Humans have been harvesting seaweed for centuries. They have eaten it, distilled it, composted it, and extracted its nutrients, fiber, and trace minerals for a wide array of uses. In 2020, the World Health Organization reported that 32.4 million tons of marine macroalgae was farmed. Globally, market research firms have valued the commercial seaweed industry at more than $14 billion in 2020. Yet, in the U.S., its footprint has been small. Seaweed aquaculture barely registers on the U.S. agricultural census, conducted by the U.S. Department of Agriculture (USDA) every five years. The 2018 report tallied only four farms—a significant undercount. The USDA’s National Agricultural Statistics Service does not even include seaweed aquaculture production in its statistical data.

Dr. Charles Yarish, a University of Connecticut professor emeritus of evolutionary biology and ecology who has been conducting seaweed aquaculture research and development, says he knows of at least 40 kelp farms off the northern waters on both U.S. coasts and in Alaska, but there is no state-by-state tally marking the last decade’s revived interest in kelp.
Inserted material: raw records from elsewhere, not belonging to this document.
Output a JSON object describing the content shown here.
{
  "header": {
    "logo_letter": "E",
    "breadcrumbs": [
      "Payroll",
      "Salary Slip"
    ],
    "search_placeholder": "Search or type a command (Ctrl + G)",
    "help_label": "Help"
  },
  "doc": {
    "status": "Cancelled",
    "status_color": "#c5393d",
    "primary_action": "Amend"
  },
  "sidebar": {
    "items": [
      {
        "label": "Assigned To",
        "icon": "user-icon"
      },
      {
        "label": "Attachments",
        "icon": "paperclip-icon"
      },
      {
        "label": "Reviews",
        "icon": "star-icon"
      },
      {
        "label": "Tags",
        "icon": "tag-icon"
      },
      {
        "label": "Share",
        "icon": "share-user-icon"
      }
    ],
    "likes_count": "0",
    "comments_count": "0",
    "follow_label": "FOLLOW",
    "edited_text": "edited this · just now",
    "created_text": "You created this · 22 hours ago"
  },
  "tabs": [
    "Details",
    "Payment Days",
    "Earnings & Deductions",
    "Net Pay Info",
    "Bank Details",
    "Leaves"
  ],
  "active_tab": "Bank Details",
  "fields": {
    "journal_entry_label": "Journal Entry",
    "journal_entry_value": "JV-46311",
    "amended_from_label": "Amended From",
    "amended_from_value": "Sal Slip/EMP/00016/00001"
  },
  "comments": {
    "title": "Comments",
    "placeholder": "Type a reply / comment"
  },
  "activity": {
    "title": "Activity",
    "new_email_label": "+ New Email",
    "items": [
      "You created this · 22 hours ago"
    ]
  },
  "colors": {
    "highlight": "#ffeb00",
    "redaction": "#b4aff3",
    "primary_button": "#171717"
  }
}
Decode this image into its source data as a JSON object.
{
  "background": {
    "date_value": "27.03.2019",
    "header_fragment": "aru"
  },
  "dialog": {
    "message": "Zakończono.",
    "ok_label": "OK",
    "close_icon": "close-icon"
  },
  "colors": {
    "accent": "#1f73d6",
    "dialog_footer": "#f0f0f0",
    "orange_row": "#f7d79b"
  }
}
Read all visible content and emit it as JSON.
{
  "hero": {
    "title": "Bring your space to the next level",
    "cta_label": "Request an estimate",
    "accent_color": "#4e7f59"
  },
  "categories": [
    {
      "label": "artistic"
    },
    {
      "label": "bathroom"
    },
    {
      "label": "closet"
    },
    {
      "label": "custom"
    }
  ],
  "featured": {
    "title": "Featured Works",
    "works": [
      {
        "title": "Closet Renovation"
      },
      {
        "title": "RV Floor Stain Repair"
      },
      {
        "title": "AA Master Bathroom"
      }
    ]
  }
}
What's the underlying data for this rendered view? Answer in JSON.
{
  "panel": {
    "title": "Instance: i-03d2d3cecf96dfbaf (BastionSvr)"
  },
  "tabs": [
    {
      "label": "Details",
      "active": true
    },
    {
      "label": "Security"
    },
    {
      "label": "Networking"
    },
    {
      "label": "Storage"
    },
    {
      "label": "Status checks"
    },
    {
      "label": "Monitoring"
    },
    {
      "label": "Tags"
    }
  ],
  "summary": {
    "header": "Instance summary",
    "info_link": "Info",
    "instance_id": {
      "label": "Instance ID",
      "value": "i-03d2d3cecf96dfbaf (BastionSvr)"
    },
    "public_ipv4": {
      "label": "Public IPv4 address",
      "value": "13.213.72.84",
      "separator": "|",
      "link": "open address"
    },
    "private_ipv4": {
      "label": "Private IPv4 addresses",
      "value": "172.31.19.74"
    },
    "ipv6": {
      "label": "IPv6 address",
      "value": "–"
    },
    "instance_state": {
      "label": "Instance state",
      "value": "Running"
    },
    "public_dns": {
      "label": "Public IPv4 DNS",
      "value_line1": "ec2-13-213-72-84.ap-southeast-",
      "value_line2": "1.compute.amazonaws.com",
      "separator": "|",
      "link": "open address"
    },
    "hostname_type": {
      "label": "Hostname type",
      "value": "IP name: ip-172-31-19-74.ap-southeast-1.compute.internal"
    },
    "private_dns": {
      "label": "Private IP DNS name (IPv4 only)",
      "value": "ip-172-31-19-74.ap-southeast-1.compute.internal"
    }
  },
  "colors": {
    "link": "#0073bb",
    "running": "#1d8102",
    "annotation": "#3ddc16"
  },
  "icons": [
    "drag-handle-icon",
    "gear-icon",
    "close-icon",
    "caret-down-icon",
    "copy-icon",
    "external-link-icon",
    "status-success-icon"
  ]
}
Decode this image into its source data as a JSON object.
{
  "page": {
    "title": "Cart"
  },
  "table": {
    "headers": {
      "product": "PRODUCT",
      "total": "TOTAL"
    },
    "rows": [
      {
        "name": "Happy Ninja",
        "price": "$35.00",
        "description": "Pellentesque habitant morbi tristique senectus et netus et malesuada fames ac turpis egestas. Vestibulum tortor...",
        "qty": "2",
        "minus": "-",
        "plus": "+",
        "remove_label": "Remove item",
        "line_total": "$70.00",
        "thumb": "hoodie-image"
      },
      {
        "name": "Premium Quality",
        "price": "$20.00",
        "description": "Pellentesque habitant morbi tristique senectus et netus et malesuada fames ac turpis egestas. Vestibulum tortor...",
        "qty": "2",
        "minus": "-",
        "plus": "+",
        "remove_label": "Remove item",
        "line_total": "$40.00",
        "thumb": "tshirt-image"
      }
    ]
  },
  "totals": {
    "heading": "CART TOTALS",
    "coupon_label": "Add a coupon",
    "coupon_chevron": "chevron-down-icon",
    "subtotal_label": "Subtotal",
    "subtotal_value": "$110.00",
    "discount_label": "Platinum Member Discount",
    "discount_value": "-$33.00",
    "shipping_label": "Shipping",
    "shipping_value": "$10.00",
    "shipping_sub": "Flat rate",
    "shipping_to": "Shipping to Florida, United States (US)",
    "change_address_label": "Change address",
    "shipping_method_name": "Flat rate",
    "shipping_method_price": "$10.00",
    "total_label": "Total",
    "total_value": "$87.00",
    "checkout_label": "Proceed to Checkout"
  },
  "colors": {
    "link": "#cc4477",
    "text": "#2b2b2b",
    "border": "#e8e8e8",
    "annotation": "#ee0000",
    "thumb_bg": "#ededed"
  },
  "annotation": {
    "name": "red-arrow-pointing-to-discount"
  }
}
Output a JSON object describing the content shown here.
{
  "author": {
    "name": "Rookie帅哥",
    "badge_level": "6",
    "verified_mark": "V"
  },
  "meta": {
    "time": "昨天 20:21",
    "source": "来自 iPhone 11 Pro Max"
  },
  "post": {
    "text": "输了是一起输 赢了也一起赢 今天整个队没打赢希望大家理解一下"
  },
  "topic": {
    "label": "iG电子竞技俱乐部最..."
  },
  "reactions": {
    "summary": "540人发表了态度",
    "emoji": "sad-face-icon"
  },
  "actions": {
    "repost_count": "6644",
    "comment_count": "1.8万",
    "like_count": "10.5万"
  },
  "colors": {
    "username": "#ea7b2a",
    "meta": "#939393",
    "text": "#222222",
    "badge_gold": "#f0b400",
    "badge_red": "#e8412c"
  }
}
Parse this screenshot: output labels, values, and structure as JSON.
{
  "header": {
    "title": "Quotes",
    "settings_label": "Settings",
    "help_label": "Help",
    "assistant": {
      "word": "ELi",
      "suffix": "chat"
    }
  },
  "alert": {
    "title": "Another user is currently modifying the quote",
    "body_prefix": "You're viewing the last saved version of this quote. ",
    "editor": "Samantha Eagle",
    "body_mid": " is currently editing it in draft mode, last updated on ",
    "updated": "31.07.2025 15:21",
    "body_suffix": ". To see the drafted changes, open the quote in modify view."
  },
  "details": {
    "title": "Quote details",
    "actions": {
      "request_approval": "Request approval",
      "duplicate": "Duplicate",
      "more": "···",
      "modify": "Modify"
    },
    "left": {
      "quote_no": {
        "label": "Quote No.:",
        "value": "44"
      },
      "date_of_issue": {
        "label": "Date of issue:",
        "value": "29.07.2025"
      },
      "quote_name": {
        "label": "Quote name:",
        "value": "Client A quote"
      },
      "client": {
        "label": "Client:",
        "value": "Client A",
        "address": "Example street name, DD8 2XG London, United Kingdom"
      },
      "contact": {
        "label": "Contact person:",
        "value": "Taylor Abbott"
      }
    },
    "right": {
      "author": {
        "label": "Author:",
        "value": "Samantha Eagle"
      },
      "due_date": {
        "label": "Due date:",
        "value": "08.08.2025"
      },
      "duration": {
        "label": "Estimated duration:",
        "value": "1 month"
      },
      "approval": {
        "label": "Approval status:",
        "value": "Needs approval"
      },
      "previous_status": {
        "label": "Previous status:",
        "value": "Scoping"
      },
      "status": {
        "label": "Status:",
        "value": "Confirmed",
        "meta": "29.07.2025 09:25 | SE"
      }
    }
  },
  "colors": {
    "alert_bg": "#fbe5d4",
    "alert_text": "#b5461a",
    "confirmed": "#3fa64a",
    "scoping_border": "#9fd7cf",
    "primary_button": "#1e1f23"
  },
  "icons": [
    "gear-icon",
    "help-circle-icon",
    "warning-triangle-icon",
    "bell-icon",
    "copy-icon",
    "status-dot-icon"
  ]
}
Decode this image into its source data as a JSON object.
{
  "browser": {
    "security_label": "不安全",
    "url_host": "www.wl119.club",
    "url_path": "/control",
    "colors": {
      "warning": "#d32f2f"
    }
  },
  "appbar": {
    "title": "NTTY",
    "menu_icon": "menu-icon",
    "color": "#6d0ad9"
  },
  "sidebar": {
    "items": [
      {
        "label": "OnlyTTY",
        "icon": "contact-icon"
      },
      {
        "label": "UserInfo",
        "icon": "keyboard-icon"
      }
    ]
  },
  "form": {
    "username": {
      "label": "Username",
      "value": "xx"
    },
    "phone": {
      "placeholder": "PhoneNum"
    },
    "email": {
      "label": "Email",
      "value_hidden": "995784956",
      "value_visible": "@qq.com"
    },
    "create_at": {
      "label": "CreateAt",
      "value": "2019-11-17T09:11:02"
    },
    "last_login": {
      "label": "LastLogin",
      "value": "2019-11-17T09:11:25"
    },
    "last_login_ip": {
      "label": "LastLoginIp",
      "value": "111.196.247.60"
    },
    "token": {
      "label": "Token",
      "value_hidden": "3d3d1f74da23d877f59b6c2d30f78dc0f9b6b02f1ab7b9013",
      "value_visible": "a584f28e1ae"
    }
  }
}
A consortium of researchers, farmers, chefs, marketers, and processors has been trading ideas, developing better farming and harvesting practices, and making plans to put kelp on as many plates and in as many products as possible.

“People want a good healthy product that’s readily traceable, but I think we still have a way to go in getting more public acceptance,” Yarish says. “It is still a work in progress. It took a long time. Humans have been using seaweed for 15,000 years, and here we are in the last 70 years in an expansion of seaweed agriculture outside of Asia.”

An Ancient Bond

“Kelp” is a very old word for an even older plant species. Marine algae (seaweed) show up in the fossil record dating back a billion years. Scientists have specifically documented kelp, a brown alga, in the Miocene Epoch, 23 to 5 million years ago. The name’s origin is unknown, but “kelp” came into existence in the 16th century to describe the ashy remains of burnt seaweed, which was used in soap and glassmaking.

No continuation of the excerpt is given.